As I write this I can almost hear Matt saying to me, “Genny, you don’t need to defend yourself. We did the right thing based on what we knew at the time.” Logically I know he is right, but I feel guilty. I feel like I let June down because here she is eight months later still having spasms. Before having a baby, I heard sayings like, “parenting doesn’t come with a list of instructions“ or “you will make mistakes. It’s a given.” But I thought the types of mistakes we would make would be closer to which grade school June attended or if we challenged her enough. I wasn’t expecting to make major life or death medical treatment decisions. I thought if a bad situation arose, the doctors would tell us what to do because I thought doctors knew everything when it came to medicine, at least any of the medical conditions I thought June would face. I can’t tell you how frustrating it is to sit in a room with really smart doctors, some of the best in the country – asking them which treatment we should use on June and they tell me they don’t know. I might as well live in an era before penicillin because that is how crazy it feels. They tell me what they know, which with infantile spasms is very little, and then Matt and I are supposed to make a decision. I guess this is what everyone meant when they said there is no instruction book for parents. Gosh, I wish there was. Not just because I love following directions – it brings me comfort to have step-by-step lists of what to do in all new situations, but because I would feel less guilty about making the wrong choices.
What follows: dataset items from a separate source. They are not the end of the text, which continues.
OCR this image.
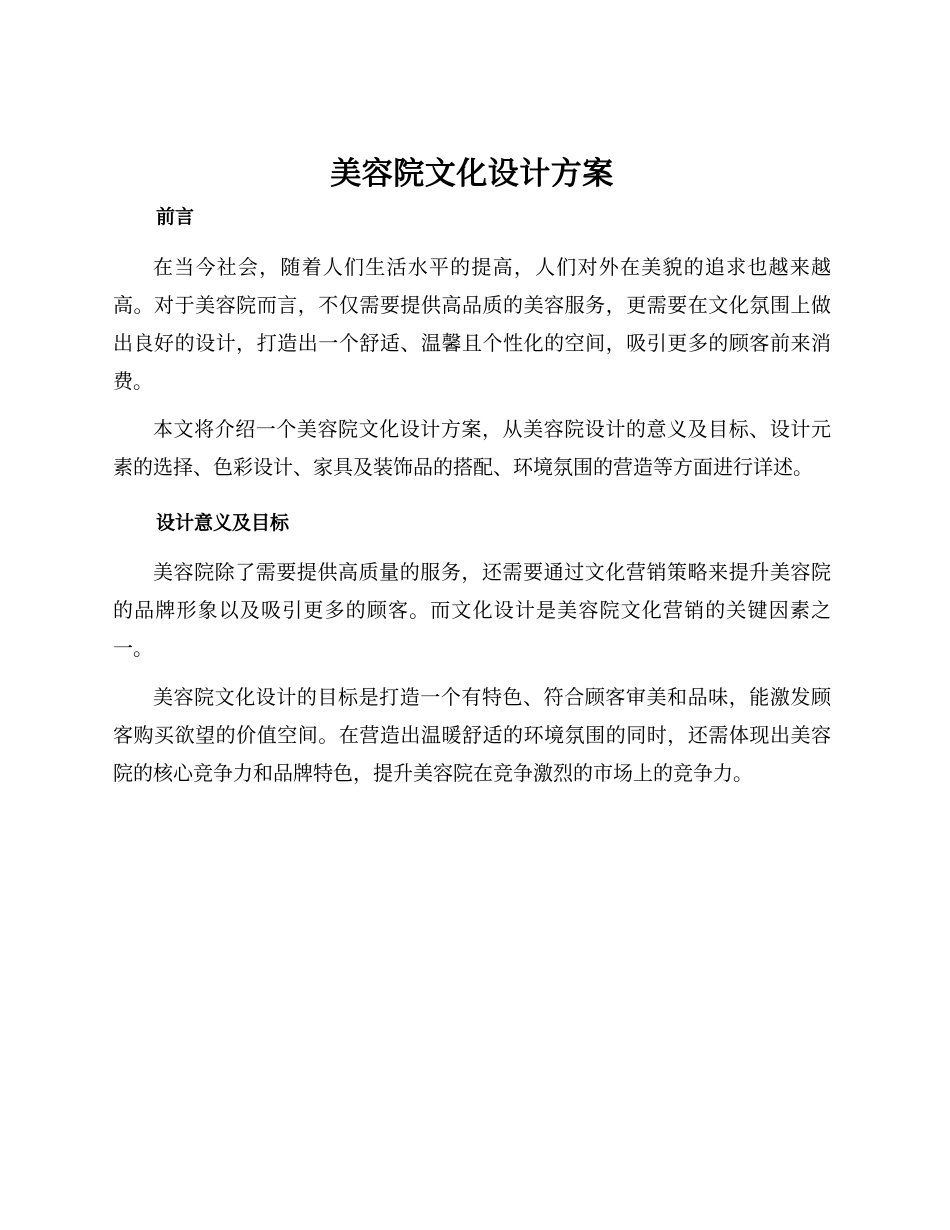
美容院文化设计方案
前言

在当今社会，随着人们生活水平的提高，人们对外在美貌的追求也越来越高。对于美容院而言，不仅需要提供高品质的美容服务，更需要在文化氛围上做出良好的设计，打造出一个舒适、温馨且个性化的空间，吸引更多的顾客前来消费。

本文将介绍一个美容院文化设计方案，从美容院设计的意义及目标、设计元素的选择、色彩设计、家具及装饰品的搭配、环境氛围的营造等方面进行详述。

设计意义及目标

美容院除了需要提供高质量的服务，还需要通过文化营销策略来提升美容院的品牌形象以及吸引更多的顾客。而文化设计是美容院文化营销的关键因素之一。

美容院文化设计的目标是打造一个有特色、符合顾客审美和品味，能激发顾客购买欲望的价值空间。在营造出温暖舒适的环境氛围的同时，还需体现出美容院的核心竞争力和品牌特色，提升美容院在竞争激烈的市场上的竞争力。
As I mentioned, before we start ACTH we must wean June off the diet. It will take 3 weeks to wean, and then we will start ACTH as soon as the doctors say it is safe. I’m scared about the wean because I don’t want to lose all the progress we’ve made with the diet. But the doctors say if ACTH works, it will give June a much better chance at developing. Once June is on ACTH, we need to be very careful since her immune system is suppressed. We won't take her anywhere and we will have to limit her visitors. I'm told we should be able to tell if ACTH is working about 2-3 weeks after we start, but then it takes about a month to wean her off the steroid. The doctors say June's immune system will be compromised about 2-3 months after she is off the drug, so we will keep June isolated for about 3-4 months at minimum. If it is working it will be even more extensive because she will be on the drug for a longer period.
This was a difficult decision for Matt and me to make, but we decided we had to try it. If June had cancer, we wouldn't hesitate about doing chemotherapy even with all the nasty side effects. Besides having a suppressed immune system, June will likely be very irritable and uncomfortable on ACTH. Another mother told me that the hardest thing was not seeing her baby smile while on it. If that is true, that is going to be so difficult for us, but I know she would want us to do this. She would want us to do everything we can to help her. I can see that in her eyes as her big personality is fighting to come out of her little body. I am sure it will be harder on me to watch her uncomfortable than it will be on her. As I explained this decision to my friend Emily she said, “sometimes we have to be bold to make any real change.” What she said made me think of the quote, “Be bold and mighty forces will come to your aid.” I have to trust that we are doing the right thing for June even though this is going to be a hard and difficult few months and God will send us assistance to help get through this time.
Thanks you all for your support. We really feel it more than you know.